Untuk mengubah hal ini memang tidaklah mudah. Ini nampaknya sudah merupakan sebuah kesalahan yang ada pada sistem pendidikan di Indonesia. Letak kesalahannya adalah fokus yang berlebih terhadap pelaksanaan Ujian Nasional. Fokus yang berlebih ini kemudian juga berujung pada fokus untuk peningkatan serta mempertahankan citra sekolah tersebut, serta mengenyampingkan proses pembentukkan kepribadian pelajarnya.

Hal ini bisa dijelaskan sebagai berikut. Ujian Nasional, bukan hanya digunakan sebagai sarana untuk menilai seberapa baik kemampuan siswa tersebut, namun juga dijadikan sebagai sarana dari pihak sekolah untuk ajang unjuk gigi di bidang pendidikan skala nasional. Hal ini terjadi karena sekolah yang mendapatkan nilai Ujian Nasioanl tertinggi, dengan sendirinya juga akan terangkat namanya. Nama yang terangkat ini juga kemudian akan berpengaruh pada seberapa banyak calon siswa yang akan masuk ke sekolah itu karena akan dinilai sebagai sekolah favorit.

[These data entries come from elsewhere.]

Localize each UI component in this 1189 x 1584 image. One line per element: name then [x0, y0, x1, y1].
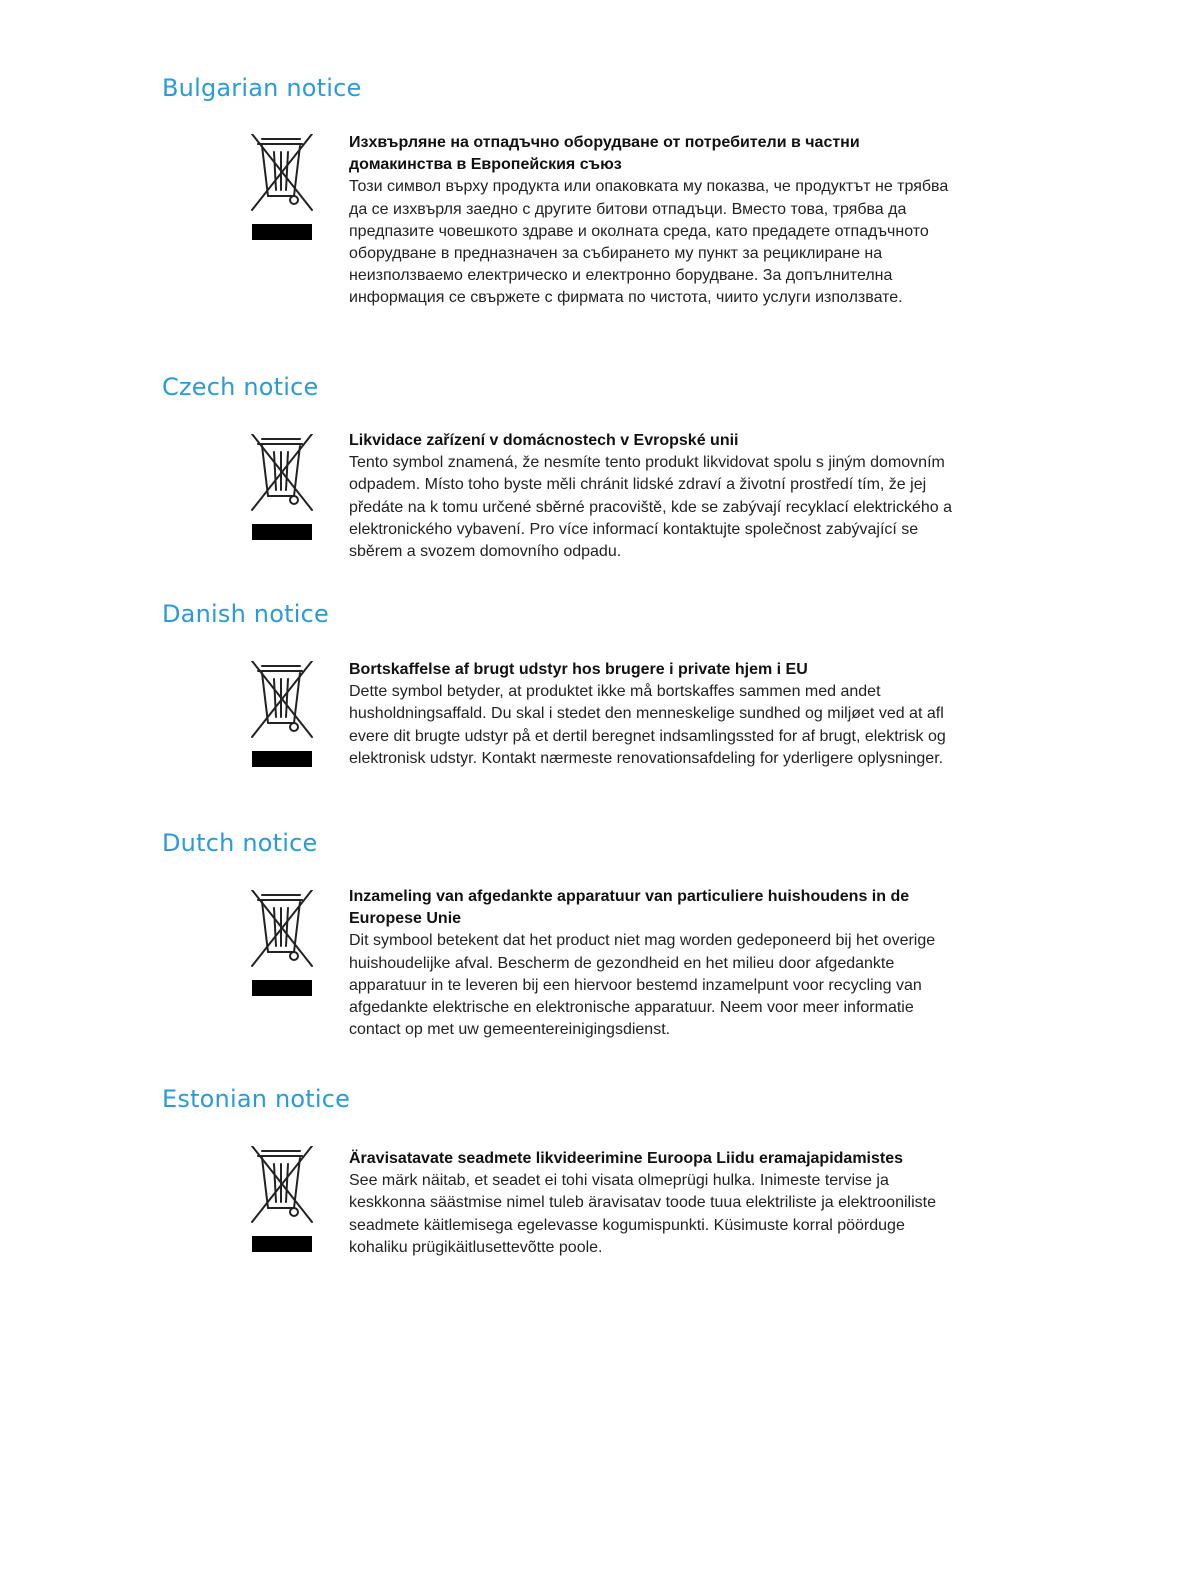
- weee-symbol: [248, 434, 316, 542]
- notice-heading-danish: Danish notice: [162, 600, 329, 628]
- notice-text: See märk näitab, et seadet ei tohi visata olmeprügi hulka. Inimeste tervise ja keskkonna säästmise nimel tuleb äravisatav toode tuua elektriliste ja elektrooniliste seadmete käitlemisega egelevasse kogumispunkti. Küsimuste korral pöörduge kohaliku prügikäitlusettevõtte poole.: [349, 1172, 936, 1256]
- weee-symbol: [248, 661, 316, 769]
- weee-symbol: [248, 1146, 316, 1254]
- notice-body-czech: [349, 430, 959, 563]
- notice-text: Dit symbool betekent dat het product niet mag worden gedeponeerd bij het overige huishoudelijke afval. Bescherm de gezondheid en het milieu door afgedankte apparatuur in te leveren bij een hiervoor bestemd inzamelpunt voor recycling van afgedankte elektrische en elektronische apparatuur. Neem voor meer informatie contact op met uw gemeentereinigingsdienst.: [349, 932, 936, 1039]
- notice-heading-bulgarian: Bulgarian notice: [162, 74, 362, 102]
- notice-text: Tento symbol znamená, že nesmíte tento produkt likvidovat spolu s jiným domovním odpadem. Místo toho byste měli chránit lidské zdraví a životní prostředí tím, že jej předáte na k tomu určené sběrné pracoviště, kde se zabývají recyklací elektrického a elektronického vybavení. Pro více informací kontaktujte společnost zabývající se sběrem a svozem domovního odpadu.: [349, 454, 952, 561]
- notice-title: Äravisatavate seadmete likvideerimine Euroopa Liidu eramajapidamistes: [349, 1150, 904, 1167]
- notice-text: Този символ върху продукта или опаковката му показва, че продуктът не трябва да се изхвърля заедно с другите битови отпадъци. Вместо това, трябва да предпазите човешкото здраве и околната среда, като предадете отпадъчното оборудване в предназначен за събирането му пункт за рециклиране на неизползваемо електрическо и електронно борудване. За допълнителна информация се свържете с фирмата по чистота, чиито услуги използвате.: [349, 178, 949, 307]
- notice-body-danish: [349, 659, 959, 770]
- notice-body-estonian: [349, 1148, 959, 1259]
- notice-heading-czech: Czech notice: [162, 373, 319, 401]
- weee-symbol: [248, 134, 316, 242]
- crossed-out-wheelie-bin-icon: [248, 134, 316, 242]
- crossed-out-wheelie-bin-icon: [248, 890, 316, 998]
- weee-symbol: [248, 890, 316, 998]
- crossed-out-wheelie-bin-icon: [248, 661, 316, 769]
- notice-text: Dette symbol betyder, at produktet ikke må bortskaffes sammen med andet husholdningsaffald. Du skal i stedet den menneskelige sundhed og miljøet ved at afl evere dit brugte udstyr på et dertil beregnet indsamlingssted for af brugt, elektrisk og elektronisk udstyr. Kontakt nærmeste renovationsafdeling for yderligere oplysninger.: [349, 683, 946, 767]
- notice-heading-estonian: Estonian notice: [162, 1085, 351, 1113]
- notice-title: Bortskaffelse af brugt udstyr hos brugere i private hjem i EU: [349, 661, 808, 678]
- notice-title: Likvidace zařízení v domácnostech v Evropské unii: [349, 432, 739, 449]
- notice-title: Inzameling van afgedankte apparatuur van particuliere huishoudens in de Europese Unie: [349, 888, 910, 928]
- notice-body-dutch: [349, 886, 959, 1041]
- notice-heading-dutch: Dutch notice: [162, 829, 318, 857]
- notice-title: Изхвърляне на отпадъчно оборудване от потребители в частни домакинства в Европейския съюз: [349, 134, 860, 174]
- notice-body-bulgarian: [349, 132, 959, 310]
- crossed-out-wheelie-bin-icon: [248, 1146, 316, 1254]
- crossed-out-wheelie-bin-icon: [248, 434, 316, 542]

Lalu, jika dalam konteks masalah seerti ini, siapa yang akan merasa tertekan? Pelajar tentunya. Hal ini disebabkan karena adanya tanggung jawab yang dibebankan kepada mereka untuk menjaga citra sekolah, sehingga terkadang persiapan untuk mengikuti Ujian Nasional dinilai terlalu berlebihan dan menguras banyak tenaga. Selain itu, akhirnya pelajaran untuk membentuk moral dan karakter akan dengan sendirinya terhapuskan karena digunakan untuk kepentingan mata pelajaran yang akan diujikan dalam Ujian Nasional.

Untuk membentuk seorang calon pemimpin diperlukan pendidikan yang bukan hanya mengorientasikan dirinya pada sebuah kuantitas, namun juga pada kualitas. Kuantitas belum tentu bisa untuk dijadikan sebagai bahan acuan dalam melihat kualitas. Itulah sebabnya, ujian nasional sepertinya memang tidak bisa djadikan satu-satunya acuan untuk menetukan kelulusan. Masih diperlukan penilaian terhadap aspek-aspek lainnya. Diantaranya adalah penilaian dari segi moral dan karakter siswa tersebut, apakah sudah terbentuk dengan baik atau belum.

Satu hal yang wajib untuk dilakukan jika memang ada keinginan untuk tetap mempertahankan Ujian Nasioanal sebagai standar dalam menentukan kelulusan adalah, keharusan melaksanakan pembenahan sistem Ujian Nasional itu sendiri. Pembenahan sistem disini dimaksudkan agar tidak lagi terjadi hal-hal yang tidak diinginkan seperti yang sudah diutarakan penulis di atas.

Pendidikan Indonesia seyogyanya dapat menciptakan lulusan yang unggul jika saja pembenahan dalam segala sistem pendidikan mau dilakukan. Hal ini dapat dilakukan dengan cara untuk tidak mengorientasikan pendidikan hanya kepada nilai, namun juga kepada pembentukkan kepribadian dan karakter pelajarnya.